Four days before the big event, Piazza del Campo is transformed into an arena. The square is at the heart of the Tuscan city and the venue for the horse race. Yes, you read that correctly: Ten riders on horseback barrel down a 300-metre-long, 7.5-metre-wide race track around the square. Tribunes are erected round the city for the spectators, the square is covered with sand, and the whole city is decorated with the flags and pennants of the contrade. The anticipation of the Sienese people is palpable. In front of the trattorias, long tables and benches are set up in every narrow street, where guests can sit, celebrate, and enjoy a glass of Tuscan wine. Would this be when the first bets are taken for which contrada will win? Actually, you shouldn’t bet on the Palio horse race, as tradition states that it brings bad luck. Instead, the horses are blessed before the race. The Palio Festival is, after all, dedicated to the patron saint of the city, the Virgin Mary.

The Contrade of Siena

United by the colours, separated by the colours – that’s probably the best way to describe the atmosphere at the Palio. It begins with the solemn entry of the contrade into the arena: first comes the flag and then the racehorse representing the contrada. Finally, the rider follows on another horse, which is only used for parading. After the contrade, a flag-wagon is driven in with the eponymous Palio (from the Latin “pallium“, meaning “cloth”, “cloak”, and then later “flag” or “banner”). The Palio is redesigned every year and handed over to the winner of the race. Not every contrada has a chance for victory: Of the 17 total contrade, only 10 participate in the race: the seven who had to sit out the year before, plus three others. However, the two races in July and August are separate, and contrade may participate in both races.

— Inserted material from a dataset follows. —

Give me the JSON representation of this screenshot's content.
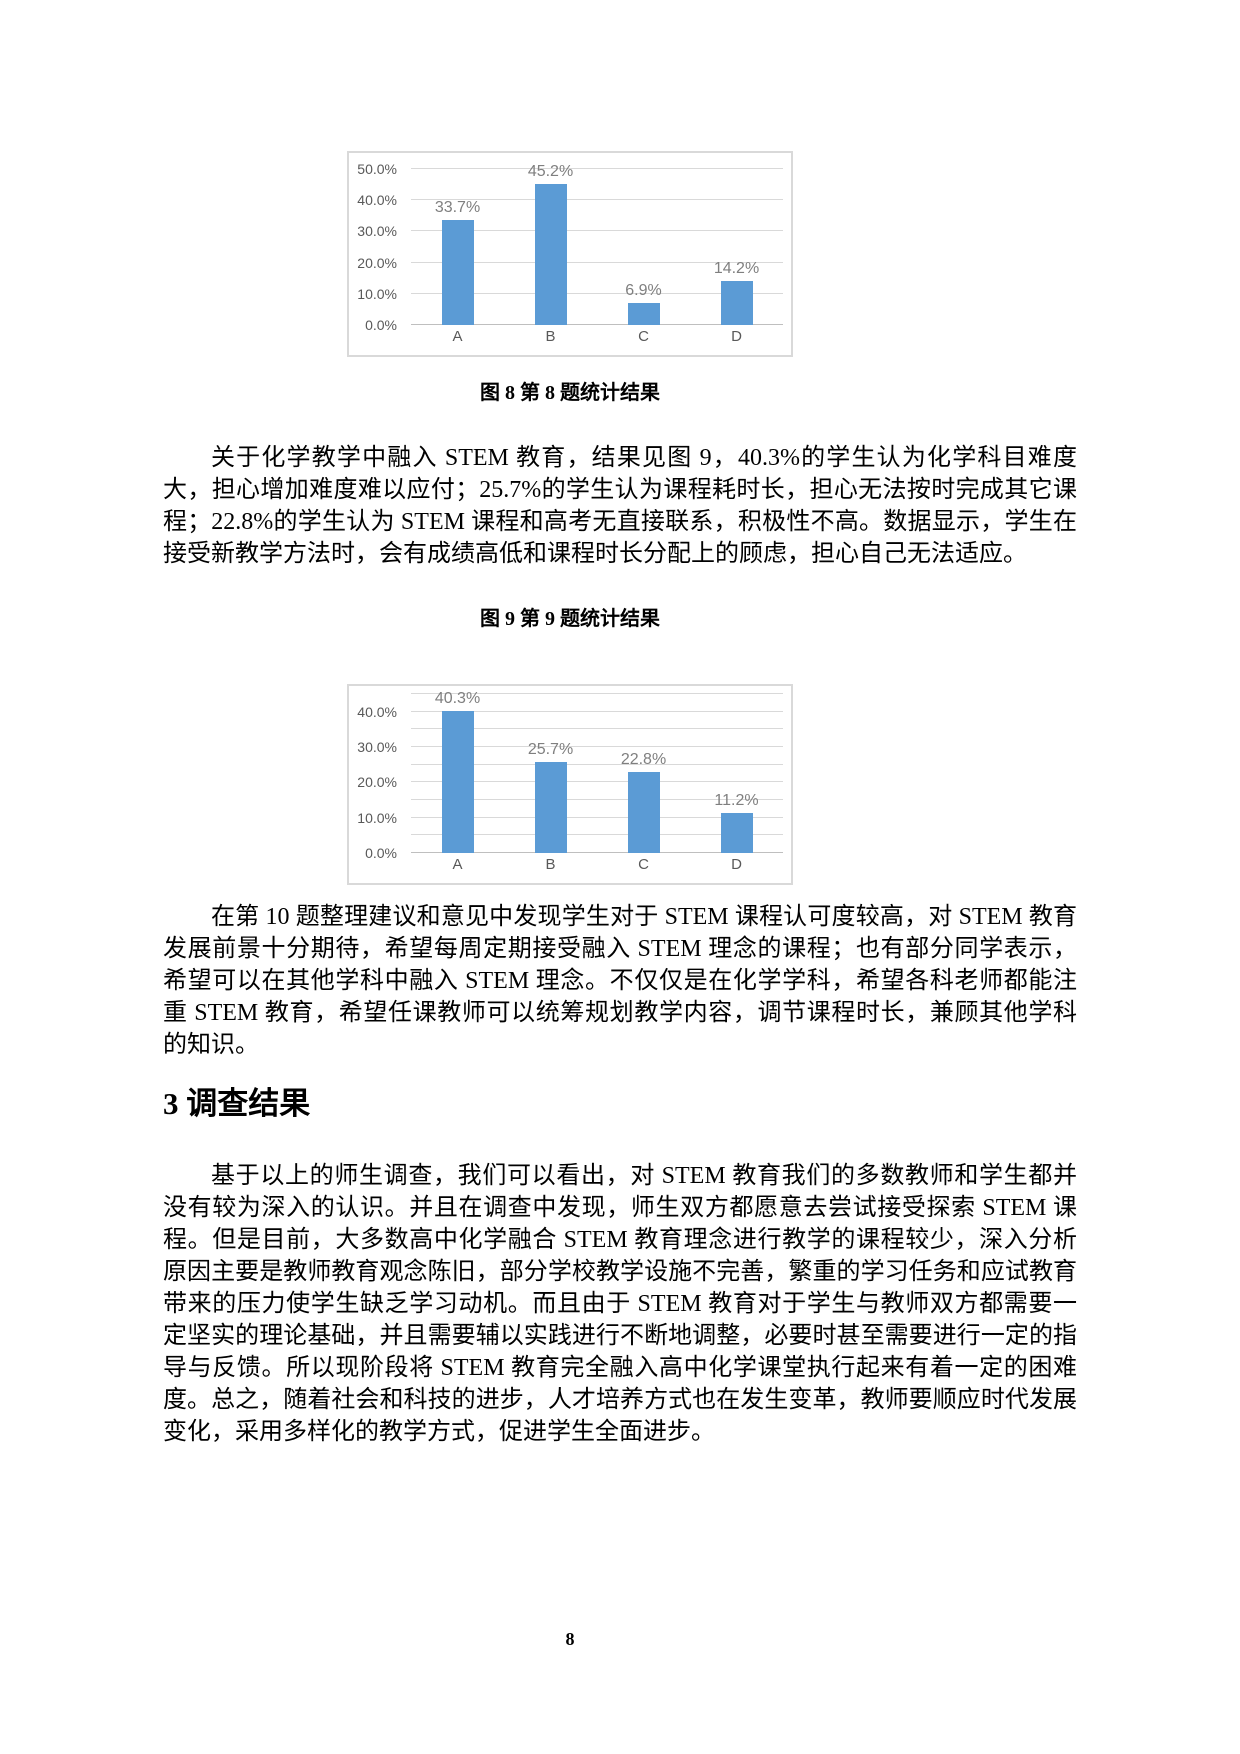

Victory celebration or bitter disgrace?

The contrade also need luck with their racehorses. An independent committee selects the ten best horses from a pool of sixty after watching them in previous races. Which horse goes to which contrada is pure luck, a fair method since poorer districts will receive a great horse that they might not otherwise be able to afford. But the Palio isn’t about money; it’s about fame and honour. Oftentimes, a team’s own victory comes secondary to ensuring that the rival contrada doesn’t win. The jockeys are also independent of the contrade – they come from all over Italy to participate in the race. They’re aware of the risks they’re taking on: the “fantini” (the riders) can try to slow each other down by sideswiping during the race. Riders can fall from their horses, which can be painful, but it doesn’t disqualify the team. A horse can still win without its rider, so long as it still has the diadem of the contrada on its forehead when it crosses the finish line. The only thing that would immediately disqualify a horse would be losing the diadem.

100 Seconds of Adrenaline at the Sienese Horse Race

The race itself is short. In front of the medieval backdrop of Siena’s old town, there are three laps around the Piazza del Campo. From the shot that signals the start of the race to the tenth horse crossing the finish line, the whole thing takes about 100 seconds. The clamorous beat of hooves is only drowned out by the screaming crowd of spectators cheering on their riders. Soon after, a roar goes up – there’s a winner. Siena goes into a joyous frenzy, a celebration that goes on for several weeks. Pennants and flags are swung proudly and the Palio is handed over. Whoever ends up in second place suffers the most shame, because this ranking is traditionally worse than last place. Until the next race, that is.

The Palio horse race is definitely one of Tuscany’s secrets and it’s truly a cultural event. If you’re already planning a summer holiday in the holiday region of Tuscany, you should definitely not miss this. Until then, I recommend reading up on the region and I’ll see you this summer in Italy – if not in Siena, then maybe on the Amalfi coast.